Но тут внезапно появляется обещанный в самом начале в перечне действующих лиц один из носителей здравого смысла и ужасается тому, что происходит. Мало того, что налицо порнография, профанация лыжного спорта, декаданс нравов, так настораживают ещё некоторые явления, оканчивающиеся на «измы», и среди прочих несомненный дзен-буддизм (медитация на двух кофейных кружочках). Я согласен, дело зашло слишком далеко, и для отрезвления горячих голов я выношу на авансцену под прожектора нечто до боли знакомое: СОЦРЕАЛИЗМ. Убедительная просьба, в частности к дамам: всем оставаться на своих местах и, главное, никаких истерик.
Напрасно вы так извращённо реагируете на это своеобразное явление, особенно если реализм действительно социалистический, без подделок. Ведь тогда он приобретает почти религиозный оттенок и может прозвучать, например, как пресловутый дзен-буддизм, только на наш славянский лад. Впрочем, мой соцреализм совсем последней волны и, может быть, он уже и не соц. и не реализм, а реасоциализм. Не знаю, но предполагаю, что когда я сейчас продемонстрирую вам один день жизни Серафима Иксигрековича, вы сразу испытаете сатори и въедете в смысл бытия без всех этих нехороших иностранных слов.
Сдавали ли вы, граждане, когда-нибудь бутылки? Нет, вы никогда не сдавали их по-настоящему, иначе бы вперёд меня об этом книгу написали. Для непосвящённых и иностранцев этот обряд может вообще пройти мимо глубин их естества и сознания. Разумеется, они, иностранцы, воспитаны на Джеймсе Бонде, а мы на Ломоносове. У них натуры узкие, как узко их идеалистическое и, конечно же, мелкобуржуазное мировоззрение, как узок их Ла-Манш. А мы натуры неохватные, как Сибирь или хотя бы отдельно взятая Колыма.
Правда, один мой диалектически незрелый знакомый говаривал, что души наши оттого широки, что у каждого из нас за душой ни гроша. У иностранцев есть, мол, за что душой сужаться, а нам на всё наплевать, на своё и на чужое, всё равно всё принадлежит государству. Незрелый он, знакомый мой — оттого и городит такое. Но вернёмся к Ломоносову и бутылкам.
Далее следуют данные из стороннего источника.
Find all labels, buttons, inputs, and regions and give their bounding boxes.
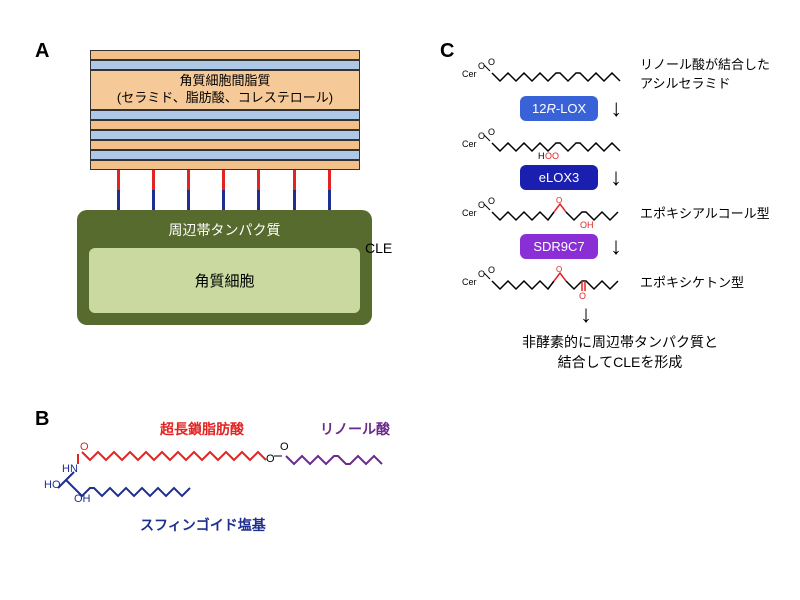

С утра того дня, что должен быть принесён в жертву пустопорожней посуде, вы моете грязные от портвейна и пыли бутылки, банки в коросте соусов, обдираете «серебро» с тары из-под шампанского. С антресолей снимается рюкзак, набивается доверху, а также ещё одна, две сумки, ведь удовольствие сдачи оттягивалось до последнего момента, когда по кухне стало уж не пройти и не проехать из-за обилия вторсырья; надевается одежда, соответствующая уходу в «зону» или в армию, и, сторонясь глаз прозорливых соседей, которые при виде ваших пузатых мешков, конечно, скажут: «Вот алкоголик проклятый, выпил сколько», выходите в трудную и опасную дорогу.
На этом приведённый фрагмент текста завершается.